For week of March 3:

* Celebrate the city flower! Catch the 100th Sacramento Camellia Show 3 to 6 p.m. Saturday, March 2, and 10 a.m to 5 p.m. Sunday, March 3, at the Scottish Rite Center, 6151 H St., Sacramento. Admission is free.

* Between showers, pick up fallen camellia blooms; that helps cut down on the spread of blossom blight that prematurely browns petals.

* Feed camellias after they bloom with fertilizer formulated for acid-loving plants.

* Camellias need little pruning. Remove dead wood and shape, if necessary.

* Tread lightly or not at all on wet ground; it compacts soil.

* Avoid digging in wet soil, too; wait until it clumps in your hand but doesn’t feel squishy.

* Note spots in your garden that stay wet after storms; improve drainage with the addition of organic matter such as compost.

* Keep an eye out for leaning trunks or ground disturbances around a tree’s base, a sign of shifting roots in the wet soil.

* Fertilize roses, annual flowers and berries as spring growth begins to appear.

* If aphids are attracted to new growth, knock them off with a strong spray of water or insecticidal soap. To make your own “bug soap,” use two tablespoons liquid soap – not detergent – to one quart water in a spray bottle. Shake it up before use. Among the liquid soaps that seem most effective are Dr. Bronner’s Pure-Castile Soaps; try the peppermint scent.
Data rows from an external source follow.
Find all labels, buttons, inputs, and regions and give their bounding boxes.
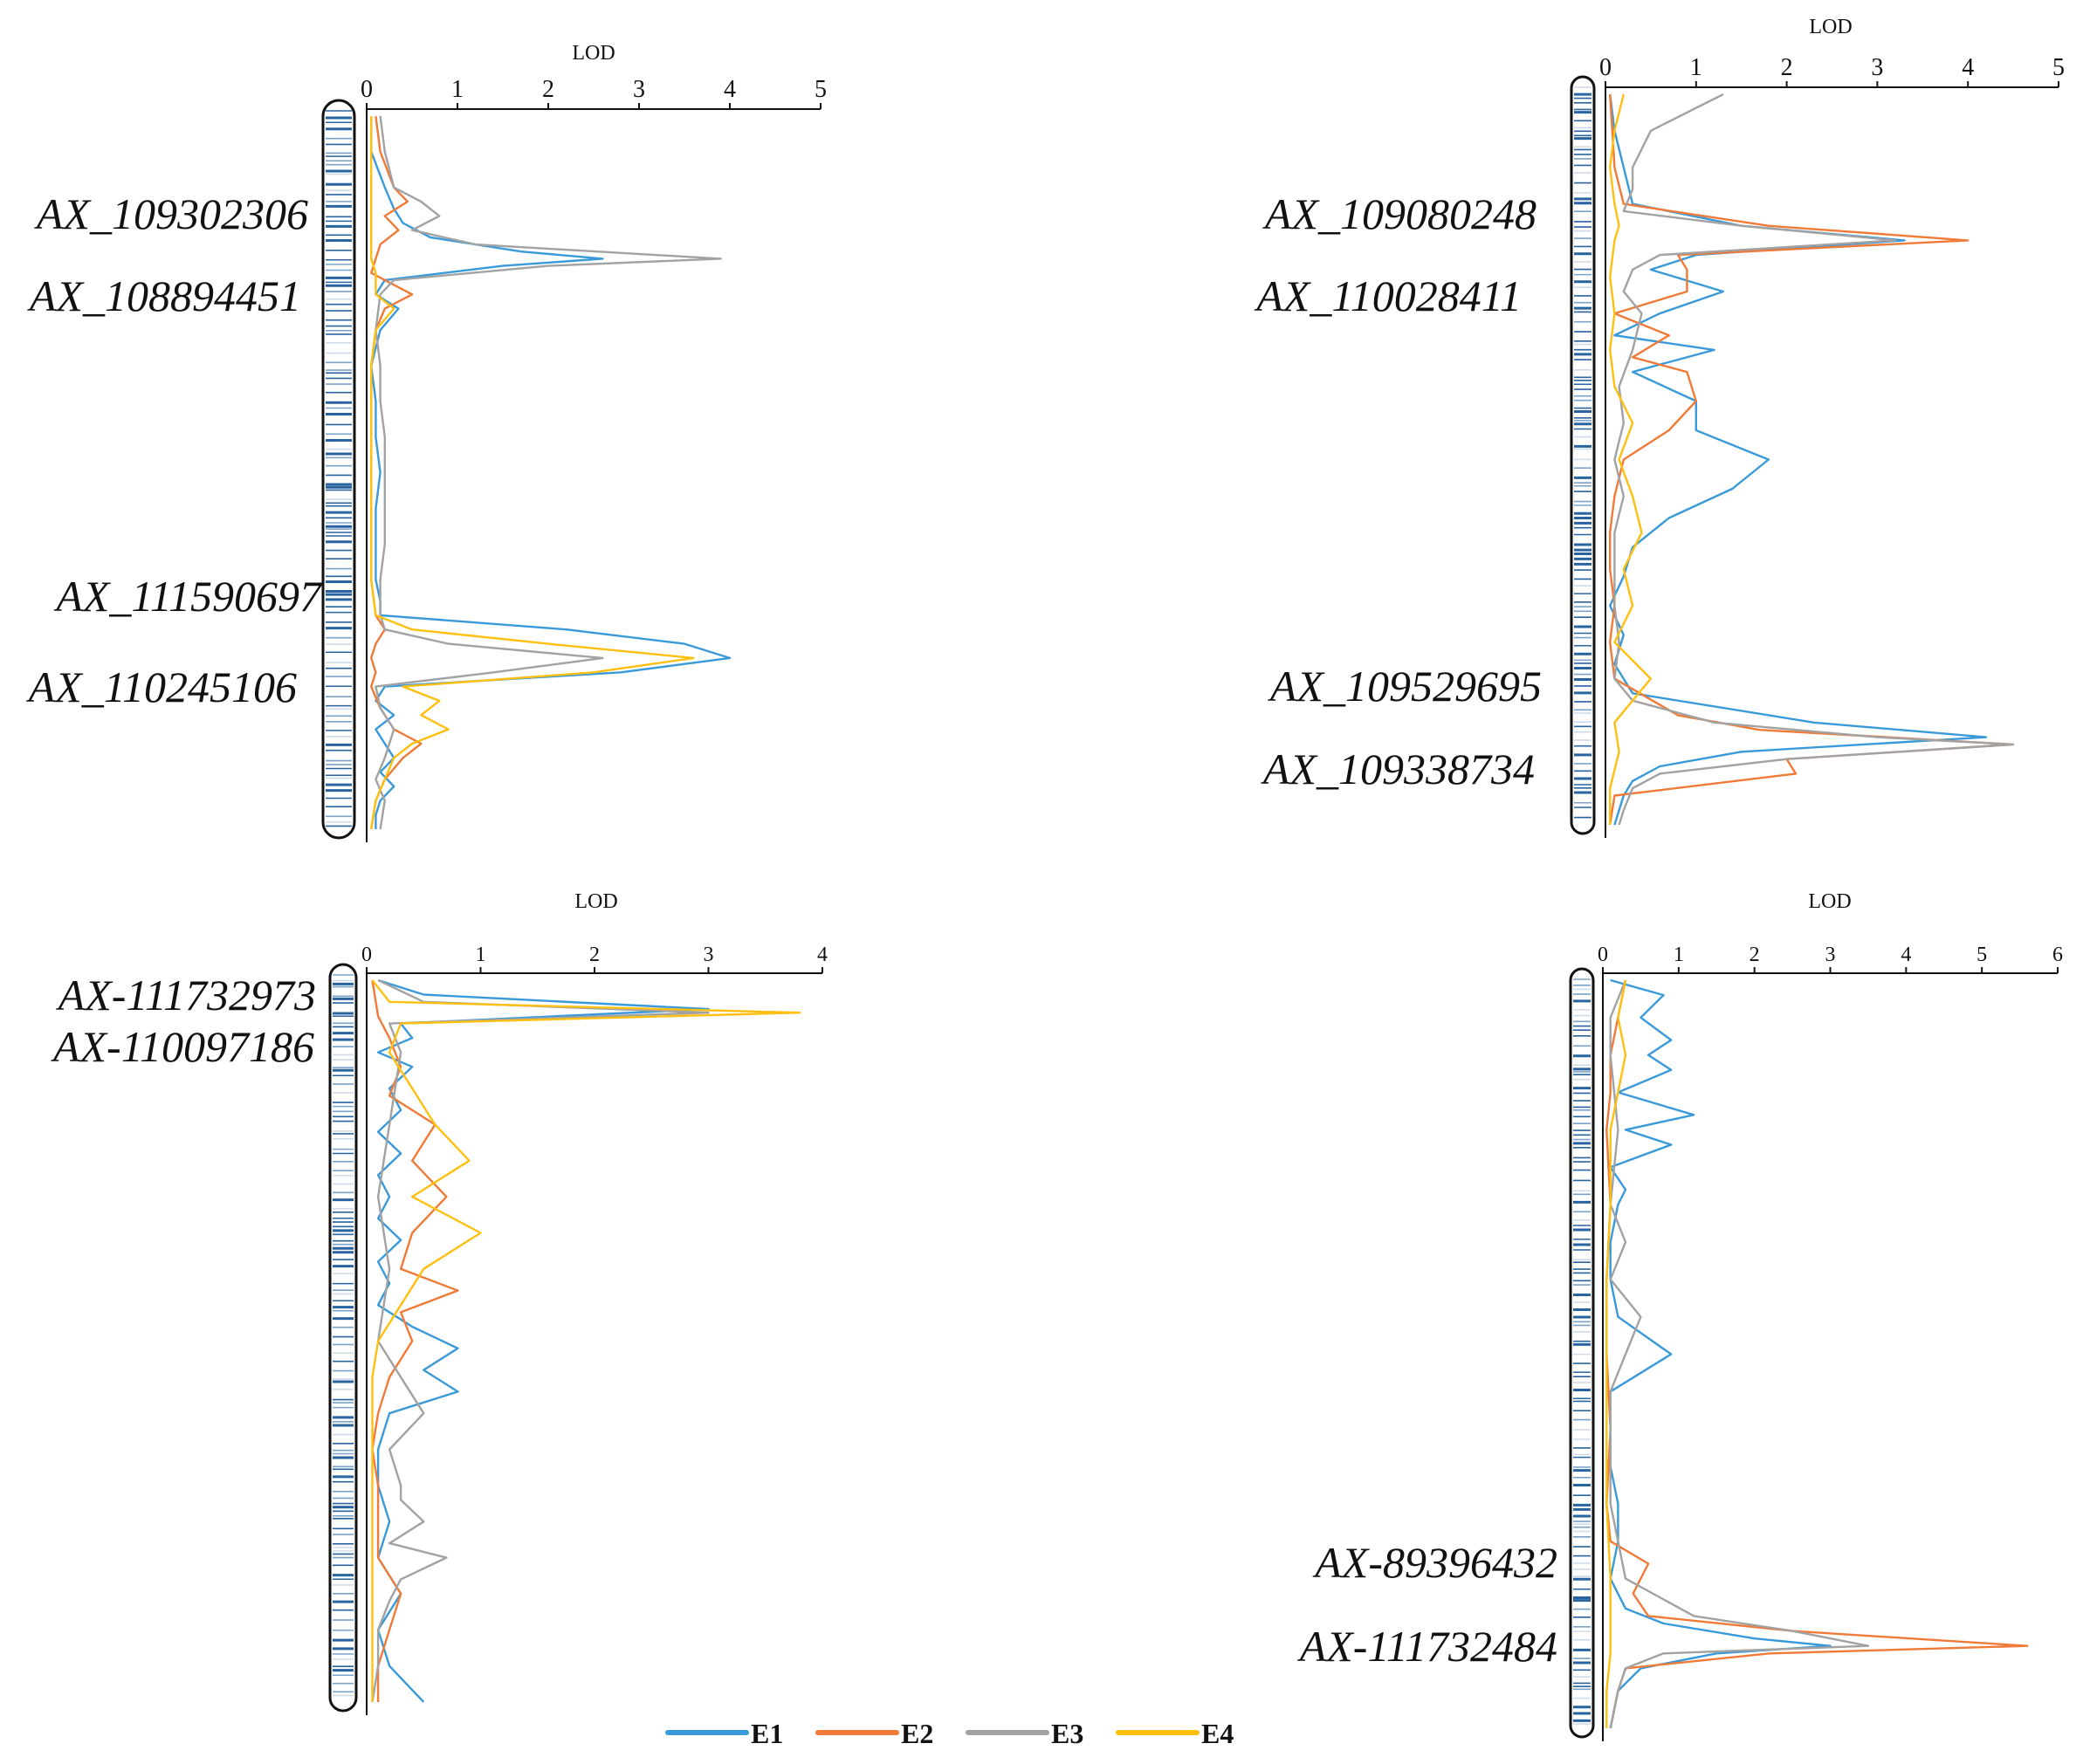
x-tick-label: 3 (704, 944, 714, 966)
x-tick-label: 3 (1871, 54, 1883, 81)
x-tick-label: 0 (1598, 944, 1608, 966)
series-line-e3 (1609, 979, 1870, 1729)
x-axis-title: LOD (574, 890, 617, 913)
marker-label: AX_110028411 (1254, 271, 1522, 320)
chromosome-ideogram (1570, 75, 1596, 835)
chart-panel-4: 0 1 2 3 4 5 6 LOD AX-89396432 AX-111732484 (1297, 890, 2063, 1741)
series-line-e1 (1608, 93, 1988, 826)
chromosome-ideogram (328, 963, 358, 1713)
series-line-e2 (371, 979, 459, 1702)
series-line-e4 (371, 979, 801, 1702)
series-line-e1 (370, 116, 732, 829)
series-line-e4 (1605, 979, 1627, 1728)
series-line-e2 (370, 115, 423, 830)
x-tick-label: 3 (1825, 944, 1836, 966)
marker-label: AX_109529695 (1268, 662, 1542, 710)
x-tick-label: 5 (2052, 54, 2065, 81)
x-tick-label: 5 (1976, 944, 1987, 966)
chromosome-ideogram (1569, 967, 1595, 1739)
chromosome-ideogram (321, 99, 356, 840)
marker-label: AX-89396432 (1312, 1538, 1557, 1587)
marker-label: AX_109338734 (1261, 745, 1535, 793)
x-tick-label: 4 (724, 76, 736, 103)
series-line-e1 (1609, 978, 1832, 1729)
x-tick-label: 4 (817, 944, 828, 966)
marker-label: AX-110097186 (51, 1022, 314, 1071)
marker-label: AX-111732484 (1297, 1622, 1557, 1671)
x-tick-label: 5 (815, 76, 827, 103)
x-tick-label: 1 (1690, 54, 1702, 81)
chart-panel-1: 0 1 2 3 4 5 LOD AX_109302306 AX_108894451 AX_1115… (26, 42, 827, 842)
chromosome-outline (321, 99, 356, 840)
series-line-e3 (375, 115, 722, 830)
series-line-e4 (370, 116, 695, 830)
x-tick-label: 1 (476, 944, 486, 966)
x-tick-label: 1 (1674, 944, 1684, 966)
legend: E1 E2 E3 E4 (665, 1718, 1234, 1749)
x-axis-title: LOD (572, 42, 615, 65)
x-tick-label: 0 (361, 944, 372, 966)
x-tick-label: 6 (2052, 944, 2063, 966)
legend-label-e2: E2 (901, 1718, 933, 1749)
chromosome-outline (1569, 967, 1595, 1739)
x-tick-label: 3 (633, 76, 645, 103)
legend-label-e4: E4 (1201, 1718, 1234, 1749)
legend-label-e3: E3 (1051, 1718, 1083, 1749)
series-line-e2 (1608, 93, 2015, 826)
x-tick-label: 2 (589, 944, 600, 966)
x-tick-label: 2 (1781, 54, 1793, 81)
x-axis-title: LOD (1808, 890, 1851, 913)
x-tick-label: 0 (1599, 54, 1612, 81)
series-line-e1 (376, 978, 710, 1703)
series-line-e4 (1608, 93, 1653, 825)
chromosome-outline (328, 963, 358, 1713)
x-axis-title: LOD (1809, 16, 1852, 38)
legend-label-e1: E1 (751, 1718, 783, 1749)
x-tick-label: 4 (1962, 54, 1974, 81)
marker-label: AX-111732973 (56, 971, 316, 1019)
series-line-e3 (371, 978, 710, 1703)
marker-label: AX_108894451 (27, 271, 301, 320)
series-line-e3 (1613, 93, 2015, 826)
x-tick-label: 2 (542, 76, 554, 103)
chromosome-outline (1570, 75, 1596, 835)
marker-label: AX_110245106 (26, 662, 297, 711)
x-tick-label: 0 (361, 76, 373, 103)
marker-label: AX_109080248 (1262, 189, 1536, 238)
marker-label: AX_109302306 (34, 189, 308, 238)
x-tick-label: 1 (451, 76, 464, 103)
marker-label: AX_111590697 (53, 572, 323, 621)
chart-panel-2: 0 1 2 3 4 5 LOD AX_109080248 AX_110028411 AX_1095… (1254, 16, 2065, 838)
x-tick-label: 2 (1750, 944, 1760, 966)
x-tick-label: 4 (1901, 944, 1911, 966)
* Pull weeds now! Don’t let them get started. Take a hoe and whack them as soon as they sprout.

* Prune and fertilize spring-flowering shrubs after bloom.

* Cut back and fertilize perennial herbs to encourage new growth.

* Make plans for your summer garden. Once the soil is ready, start adding amendments such as compost.

* Indoors, start seeds for summer favorites such as tomatoes, peppers and squash as well as summer flowers.